I've set the Prometheus retention period to 24h and the heap size to 1GB, you can change these values in the compose file.

  prometheus:
    image: stefanprodan/swarmprom-prometheus
    command:
      - '-storage.local.target-heap-size=1073741824'
      - '-storage.local.retention=24h'
    deploy:
      resources:
        limits:
          memory: 2048M
        reservations:
          memory: 1024M

Set the heap size to a maximum of 50% of the total physical memory.

When using host volumes you should ensure that Prometheus doesn't get scheduled on different nodes. You can pin the Prometheus service on a specific host with placement constraints.

  prometheus:
    image: stefanprodan/swarmprom-prometheus
    volumes:
      - prometheus:/prometheus
    deploy:
      mode: replicated
      replicas: 1
      placement:
        constraints:
          - node.labels.monitoring.role == prometheus

Alert Manager configuration

The Prometheus swarmprom comes with Swarm nodes and services alerts. You can add alerts to swarm_node and swarm_task files and rerun stack deploy to update them.

The Alertmanager swarmprom image is configured with the Slack receiver. In order to receive alerts on Slack you have to provide the Slack API url, username and channel via environment variables:

  alertmanager:
    image: stefanprodan/swarmprom-alertmanager
    environment:
      - SLACK_URL=${SLACK_URL}
      - SLACK_CHANNEL=${SLACK_CHANNEL}
      - SLACK_USER=${SLACK_USER}

You can install the stress package with apt and test out the CPU alert, you should receive something like this:

Cloudflare has made a great dashboard for managing alerts. Unsee can aggregate alerts from multiple Alertmanager instances, running either in HA mode or separate. You can access unsee at http://<swarm-ip>:9094 using the admin user/password set via compose up.

Monitoring applications and backend services

You can extend swarmprom with special-purpose exporters for services like MongoDB, PostgreSQL, Kafka, Redis and also instrument your own applications using the Prometheus client libraries.

In order to scrape other services you need to attach those to the mon_net network so Prometheus can reach them. Or you can attach the mon_prometheus service to the networks where your services are running.

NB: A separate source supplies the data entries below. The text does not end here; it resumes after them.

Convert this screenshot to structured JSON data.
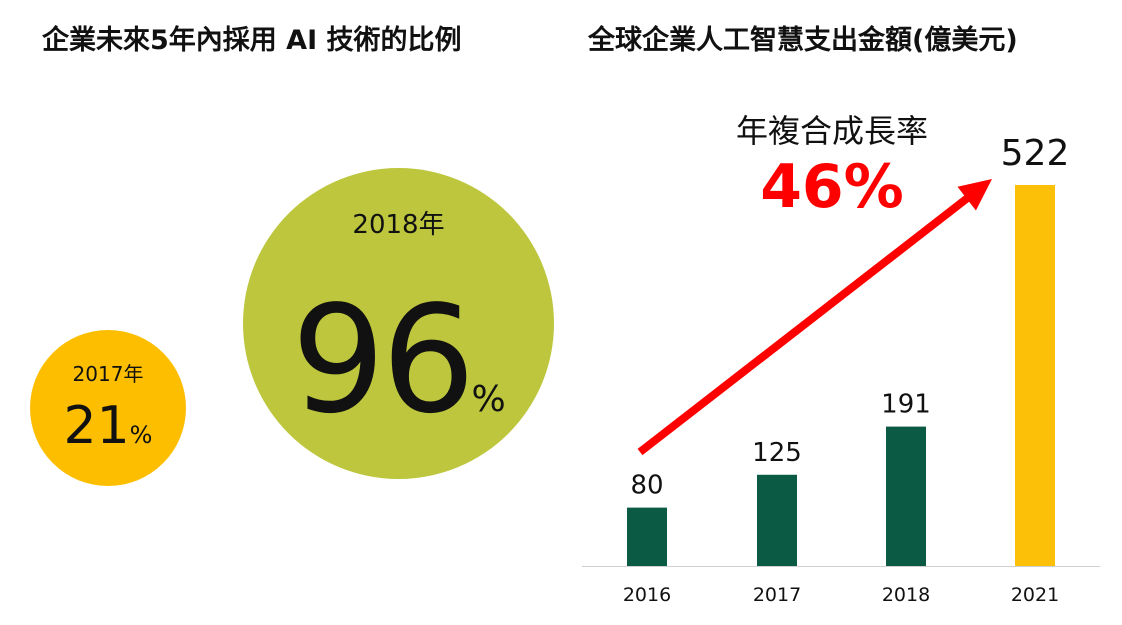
{
  "colors": {
    "bubble_2017": "#FDBE00",
    "bubble_2018": "#BDC63C",
    "bar_historic": "#0A5A44",
    "bar_forecast": "#FDC008",
    "arrow": "#FF0000",
    "axis": "#D0D0D0",
    "text": "#111111"
  },
  "left_panel": {
    "title": "企業未來5年內採用 AI 技術的比例",
    "bubbles": [
      {
        "year_label": "2017年",
        "value": "21",
        "unit": "%",
        "percent": 21
      },
      {
        "year_label": "2018年",
        "value": "96",
        "unit": "%",
        "percent": 96
      }
    ]
  },
  "chart_data": {
    "type": "bar",
    "title": "全球企業人工智慧支出金額(億美元)",
    "categories": [
      "2016",
      "2017",
      "2018",
      "2021"
    ],
    "values": [
      80,
      125,
      191,
      522
    ],
    "value_labels": [
      "80",
      "125",
      "191",
      "522"
    ],
    "bar_colors": [
      "#0A5A44",
      "#0A5A44",
      "#0A5A44",
      "#FDC008"
    ],
    "ylim": [
      0,
      522
    ],
    "grid": false,
    "legend": "none",
    "annotation": {
      "label": "年複合成長率",
      "value": "46%"
    }
  }
}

Once your services are reachable by Prometheus you can add the dns name and port of those services to the Prometheus config using the JOBS environment variable:

  prometheus:
    image: stefanprodan/swarmprom-prometheus
    environment:
      - JOBS=mongo-exporter:9216 kafka-exporter:9216 redis-exporter:9216

Monitoring production systems

The swarmprom project is meant as a starting point in developing your own monitoring solution. Before running this in production you should consider having redundancy for Prometheus and alert manager. You could run them as a service with two replicas pinned on different nodes, or even better, use a service like Weave Cloud Cortex to ship your metrics outside of your current setup. You can use Weave Cloud not only as a backup of your metrics database but you can also define alerts and use it as a data source four your Grafana dashboards. Having the alerting and monitoring system hosted on a different platform other than your production it's good practice that will allow your to react quickly and efficiently when a major disaster strikes.

Swarmprom comes with built-in Weave Cloud integration, you can find a more in-depth article on Swarmprom and Weave on weave.work blog.